Higgins and Rep. Tom Reed, R-Corning, are preparing a letter to Marilyn Tavenner, administrator of the Centers for Medicare and Medicaid Services, to express their concerns about the issue and suggest changes that would ensure broader access to comprehensive cancer centers under the health reform law.

Underwood stressed that overall, the Affordable Care Act still increases Roswell Park’s pool of potential patients. That’s because most of the people buying insurance on the state exchange did not previously have health insurance.

But still, Underwood said it’s a problem if insurers are excluding patients from the nation’s top cancer centers.

“The goal is to improve the health and health care of the nation,” he said. “To create a situation that means that some people are excluded from these facilities is probably not within the intent of the law.”

Some 91 percent of Roswell Park’s patients come from the eight counties of Western New York, while 6 percent come from other parts of New York State and 3 percent come from outside the state or outside the country.

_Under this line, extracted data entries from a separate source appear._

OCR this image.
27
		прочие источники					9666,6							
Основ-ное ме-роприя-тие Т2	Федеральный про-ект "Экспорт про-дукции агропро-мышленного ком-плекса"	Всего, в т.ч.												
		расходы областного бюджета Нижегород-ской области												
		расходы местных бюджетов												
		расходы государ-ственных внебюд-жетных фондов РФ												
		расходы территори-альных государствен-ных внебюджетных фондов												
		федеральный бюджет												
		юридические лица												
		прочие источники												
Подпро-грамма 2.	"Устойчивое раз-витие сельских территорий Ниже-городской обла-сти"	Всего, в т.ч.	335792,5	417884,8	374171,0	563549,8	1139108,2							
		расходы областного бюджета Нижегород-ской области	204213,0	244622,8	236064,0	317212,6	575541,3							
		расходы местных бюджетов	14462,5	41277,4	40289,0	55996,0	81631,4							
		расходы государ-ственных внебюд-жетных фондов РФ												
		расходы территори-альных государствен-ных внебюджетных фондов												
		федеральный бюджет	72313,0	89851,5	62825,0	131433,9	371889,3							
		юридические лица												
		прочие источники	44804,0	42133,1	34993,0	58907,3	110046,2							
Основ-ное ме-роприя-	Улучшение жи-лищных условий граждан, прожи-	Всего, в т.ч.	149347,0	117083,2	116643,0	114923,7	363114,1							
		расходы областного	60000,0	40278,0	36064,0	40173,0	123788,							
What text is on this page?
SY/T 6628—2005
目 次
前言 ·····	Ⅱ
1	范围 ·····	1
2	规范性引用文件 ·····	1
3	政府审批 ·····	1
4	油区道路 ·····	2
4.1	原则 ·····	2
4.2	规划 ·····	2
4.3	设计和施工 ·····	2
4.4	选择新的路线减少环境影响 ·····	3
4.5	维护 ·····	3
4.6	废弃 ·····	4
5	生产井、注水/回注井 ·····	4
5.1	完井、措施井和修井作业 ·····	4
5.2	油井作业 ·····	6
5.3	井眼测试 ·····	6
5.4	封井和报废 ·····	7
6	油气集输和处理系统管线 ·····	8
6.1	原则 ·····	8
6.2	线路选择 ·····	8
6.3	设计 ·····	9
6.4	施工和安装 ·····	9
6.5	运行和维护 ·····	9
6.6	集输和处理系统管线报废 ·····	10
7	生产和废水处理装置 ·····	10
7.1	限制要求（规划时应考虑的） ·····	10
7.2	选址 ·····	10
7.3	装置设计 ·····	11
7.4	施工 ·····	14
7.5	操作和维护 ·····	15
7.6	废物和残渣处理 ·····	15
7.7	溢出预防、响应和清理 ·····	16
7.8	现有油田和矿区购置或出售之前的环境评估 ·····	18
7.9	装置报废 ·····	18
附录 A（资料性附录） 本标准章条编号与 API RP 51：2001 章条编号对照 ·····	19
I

Roswell has been trying to broaden its service to people from other parts of the state – and Higgins said that will only get more difficult if insurers outside the region are not allowing their subscribers to go to Roswell Park.

“This is a regional facility that depends both on residents and nonresidents,” Higgins said.

And while Underwood acknowledged that the overall number of patients being excluded from Roswell Park may be small, the consequences of that exclusion are not.

After all, Roswell Park and the nation’s 41 other comprehensive cancer care centers offer access to clinical trials and other specialized treatment not available at other hospitals.

“It may be five people who are affected, but for those individuals, this matters 100 percent,” Underwood said.